Chapter 20 Summary
In July, Humbert and Charlotte often go to the local lake to swim and sunbathe. On one such outing, Charlotte comments that she is fed up with her daughter’s bad behavior. She has decided to send the child straight from camp to boarding school.
Horrified, Humbert flees to the woods to think. He wishes that Charlotte were more like his first wife, who was easy to control. But Charlotte is stubborn, principled, and annoyingly good at seeing through certain forms of insincerity. He is sure that he would arouse her suspicions immediately if he asked her to bring Lolita back home. He knows Charlotte well enough by now to understand that she would divorce him immediately if she glimpsed the truth about his pedophilic feelings.
Sitting on a picnic table, watching a couple of little nymphets climb onto a bicycle together, Humbert wonders how to get his hands on Lolita. He feels that “the natural solution” is to murder Charlotte, but he is not sure how to do it. As the two pretty little girls ride away, he muses about historic murders he has read about in books. He has a few ideas about how to commit such a crime, but he is not sure if he is capable of doing it and getting away with it.
When Humbert returns to Charlotte, she suggests a swim, and he follows her into the deep water. This, he thinks, is a perfect opportunity to get rid of her. The only people in sight are two men who are building something on the opposite shore. They are near enough to hear Humbert if he calls out for help with his drowning wife but far enough away that they will fail to see that he is purposely drowning her. He imagines grabbing her and holding her underwater until he is sure she is dead. It sounds easy, but he cannot do it. He reflects, somewhat sadly, that pedophiles are not bloodthirsty people.
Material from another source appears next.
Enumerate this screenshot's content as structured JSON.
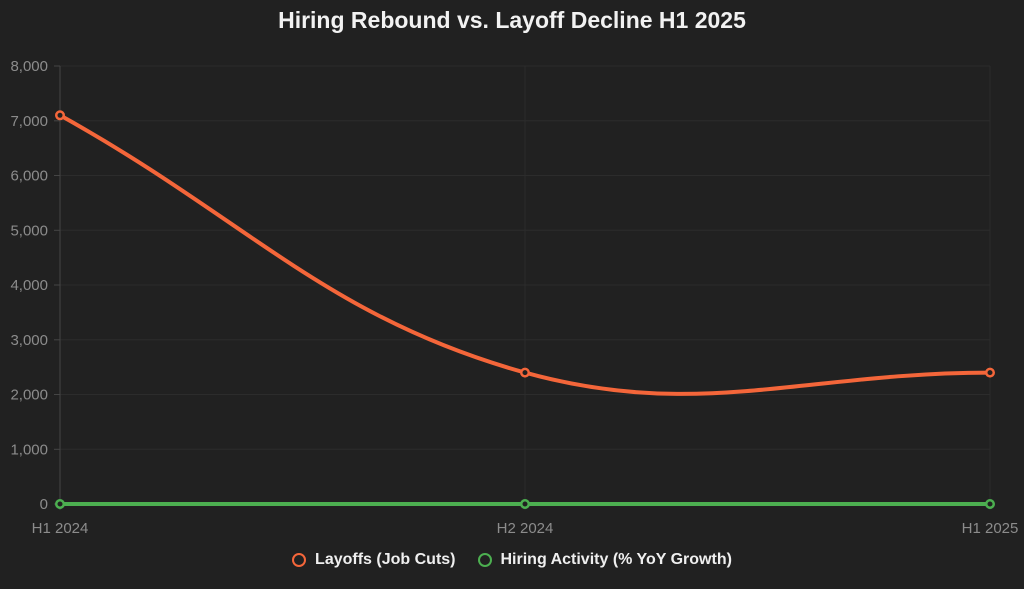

When Humbert and Charlotte return to shore, he learns that his plan for a perfect murder was not as perfect as he thought. As they sit on the beach, they are joined by a friend, Jean Farlow. Jean is an artist who often tromps through the woods to look for scenes to paint, and she says that she has been watching them swim. When she comments that Humbert was wearing his watch in the water, he realizes that she had a very good view. If he had tried to drown Charlotte, Jean would have seen everything.